Two edited versions, a few explanations of some of the phrases/words, and childhood memories of a Georgia storyteller. )
kaigou: this is what I do, darling (4 usual suspects)
Joel Chandler Harris' home is in Atlanta, and I just came across some of the storytellers who tell the various Brer stories -- because there's not just Brer Rabbit, there's Brer Coon, and Brer Vulture, and Brer Lion, even. I have no idea whether we actually saw a storyteller at The Wren's Nest, though I thought it had been at the High Museum. And all of the storytellers are much too young to have been the one I saw, but if you imagine a deeper voiced Akbar Imhotep, then you'd be getting close. His accent's a little softer, but still.

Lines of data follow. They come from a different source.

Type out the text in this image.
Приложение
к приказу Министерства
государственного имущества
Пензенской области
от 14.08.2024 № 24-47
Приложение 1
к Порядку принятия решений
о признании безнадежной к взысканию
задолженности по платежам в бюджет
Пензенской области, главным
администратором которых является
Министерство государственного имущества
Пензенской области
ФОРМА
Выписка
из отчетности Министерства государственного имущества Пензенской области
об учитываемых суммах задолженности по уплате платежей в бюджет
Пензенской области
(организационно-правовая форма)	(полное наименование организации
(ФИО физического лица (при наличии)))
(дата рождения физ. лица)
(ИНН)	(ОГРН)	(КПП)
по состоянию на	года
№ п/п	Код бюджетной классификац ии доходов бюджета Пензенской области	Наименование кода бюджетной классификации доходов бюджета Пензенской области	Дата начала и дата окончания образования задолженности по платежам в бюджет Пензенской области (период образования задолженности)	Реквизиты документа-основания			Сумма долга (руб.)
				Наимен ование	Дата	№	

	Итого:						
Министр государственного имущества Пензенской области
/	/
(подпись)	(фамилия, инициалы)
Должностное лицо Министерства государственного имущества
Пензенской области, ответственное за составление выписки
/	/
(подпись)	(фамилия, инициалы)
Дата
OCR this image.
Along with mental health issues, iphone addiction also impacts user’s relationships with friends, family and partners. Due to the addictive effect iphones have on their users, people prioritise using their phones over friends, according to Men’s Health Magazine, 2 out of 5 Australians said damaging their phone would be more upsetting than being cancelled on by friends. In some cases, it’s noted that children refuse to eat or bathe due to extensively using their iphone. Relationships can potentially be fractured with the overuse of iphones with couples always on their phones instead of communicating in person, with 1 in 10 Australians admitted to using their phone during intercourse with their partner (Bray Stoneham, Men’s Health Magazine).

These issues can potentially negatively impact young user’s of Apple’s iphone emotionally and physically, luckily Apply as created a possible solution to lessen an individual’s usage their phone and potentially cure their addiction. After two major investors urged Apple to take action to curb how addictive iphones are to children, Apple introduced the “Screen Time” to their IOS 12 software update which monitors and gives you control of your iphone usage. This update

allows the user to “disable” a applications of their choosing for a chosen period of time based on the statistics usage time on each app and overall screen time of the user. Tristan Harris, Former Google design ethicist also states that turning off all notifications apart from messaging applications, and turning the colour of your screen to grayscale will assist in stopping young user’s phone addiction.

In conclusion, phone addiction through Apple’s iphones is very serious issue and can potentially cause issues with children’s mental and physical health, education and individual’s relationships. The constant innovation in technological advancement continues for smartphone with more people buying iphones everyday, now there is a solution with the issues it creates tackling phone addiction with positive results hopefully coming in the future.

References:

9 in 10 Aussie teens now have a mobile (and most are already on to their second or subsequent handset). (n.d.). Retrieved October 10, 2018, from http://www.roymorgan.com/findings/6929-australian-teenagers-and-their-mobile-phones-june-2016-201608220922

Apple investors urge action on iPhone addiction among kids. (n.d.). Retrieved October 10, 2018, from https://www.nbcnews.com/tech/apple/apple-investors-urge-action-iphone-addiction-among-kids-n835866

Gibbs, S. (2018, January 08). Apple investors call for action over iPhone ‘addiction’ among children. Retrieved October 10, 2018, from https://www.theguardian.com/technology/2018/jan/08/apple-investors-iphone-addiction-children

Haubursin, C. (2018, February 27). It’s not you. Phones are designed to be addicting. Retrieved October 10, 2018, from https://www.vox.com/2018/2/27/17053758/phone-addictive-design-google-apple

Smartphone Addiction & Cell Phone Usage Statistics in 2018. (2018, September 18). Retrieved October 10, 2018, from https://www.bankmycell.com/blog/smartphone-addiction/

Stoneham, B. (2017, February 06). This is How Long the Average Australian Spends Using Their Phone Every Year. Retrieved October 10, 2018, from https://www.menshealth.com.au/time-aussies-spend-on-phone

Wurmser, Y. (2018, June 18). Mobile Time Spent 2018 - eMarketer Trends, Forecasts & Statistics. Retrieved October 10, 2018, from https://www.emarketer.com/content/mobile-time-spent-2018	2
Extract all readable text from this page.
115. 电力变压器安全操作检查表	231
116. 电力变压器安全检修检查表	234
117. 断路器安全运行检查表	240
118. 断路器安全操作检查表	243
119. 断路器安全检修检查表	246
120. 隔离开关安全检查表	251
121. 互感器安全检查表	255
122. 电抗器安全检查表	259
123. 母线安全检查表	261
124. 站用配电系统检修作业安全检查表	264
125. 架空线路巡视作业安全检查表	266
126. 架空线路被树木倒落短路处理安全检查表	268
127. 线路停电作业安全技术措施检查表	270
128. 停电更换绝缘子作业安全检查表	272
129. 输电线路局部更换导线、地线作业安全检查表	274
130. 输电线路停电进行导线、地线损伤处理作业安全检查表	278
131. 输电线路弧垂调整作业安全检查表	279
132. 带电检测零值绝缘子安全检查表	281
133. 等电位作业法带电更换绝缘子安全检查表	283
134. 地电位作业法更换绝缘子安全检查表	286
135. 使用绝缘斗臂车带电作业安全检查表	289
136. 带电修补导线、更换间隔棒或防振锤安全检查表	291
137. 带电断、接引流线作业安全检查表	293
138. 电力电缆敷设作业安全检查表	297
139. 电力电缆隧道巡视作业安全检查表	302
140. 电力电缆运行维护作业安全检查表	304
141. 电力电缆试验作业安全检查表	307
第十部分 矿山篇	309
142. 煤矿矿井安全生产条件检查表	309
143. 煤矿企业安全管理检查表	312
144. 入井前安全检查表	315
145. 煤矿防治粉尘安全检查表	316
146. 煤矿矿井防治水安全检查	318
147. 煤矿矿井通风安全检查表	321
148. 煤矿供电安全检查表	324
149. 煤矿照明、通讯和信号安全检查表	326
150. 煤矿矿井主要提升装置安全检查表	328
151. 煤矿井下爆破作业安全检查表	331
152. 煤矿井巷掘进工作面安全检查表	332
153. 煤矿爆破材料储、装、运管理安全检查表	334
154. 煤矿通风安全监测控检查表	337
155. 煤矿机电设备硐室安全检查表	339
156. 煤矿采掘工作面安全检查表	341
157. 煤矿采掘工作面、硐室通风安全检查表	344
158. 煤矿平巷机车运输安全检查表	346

To hear the story of how Brer Coon gets his meat, click on the first link on this page from the Wren's Nest site (audio only). There are some clips from several of the other storytellers, as well. (I also recommend swinging by the biographies for the staff.) Then scroll down to the bottom of the storyteller's page and listen to Woodie Person's telling about the time Brer Gator Meets Trouble. It's a classic, and one more example of how each of the critters in the various stories have their own personalities. (Me, I like Brer Gator. Not as much as Brer Rabbit, but very close.)

They've started doing videos of some of the stories being retold. Click here for Mr. Imhotep retelling Brer Terrapin Learns to Fly or go here for Curtis Richardson retelling Brer Lion Meets Mr. Man. I have no earthly idea why the youtube embedding isn't working.

If you're wondering, Mr. Imhotep speaks with the Georgia accent I heard for most of my childhood. Listening to him talk is like a short visit back home.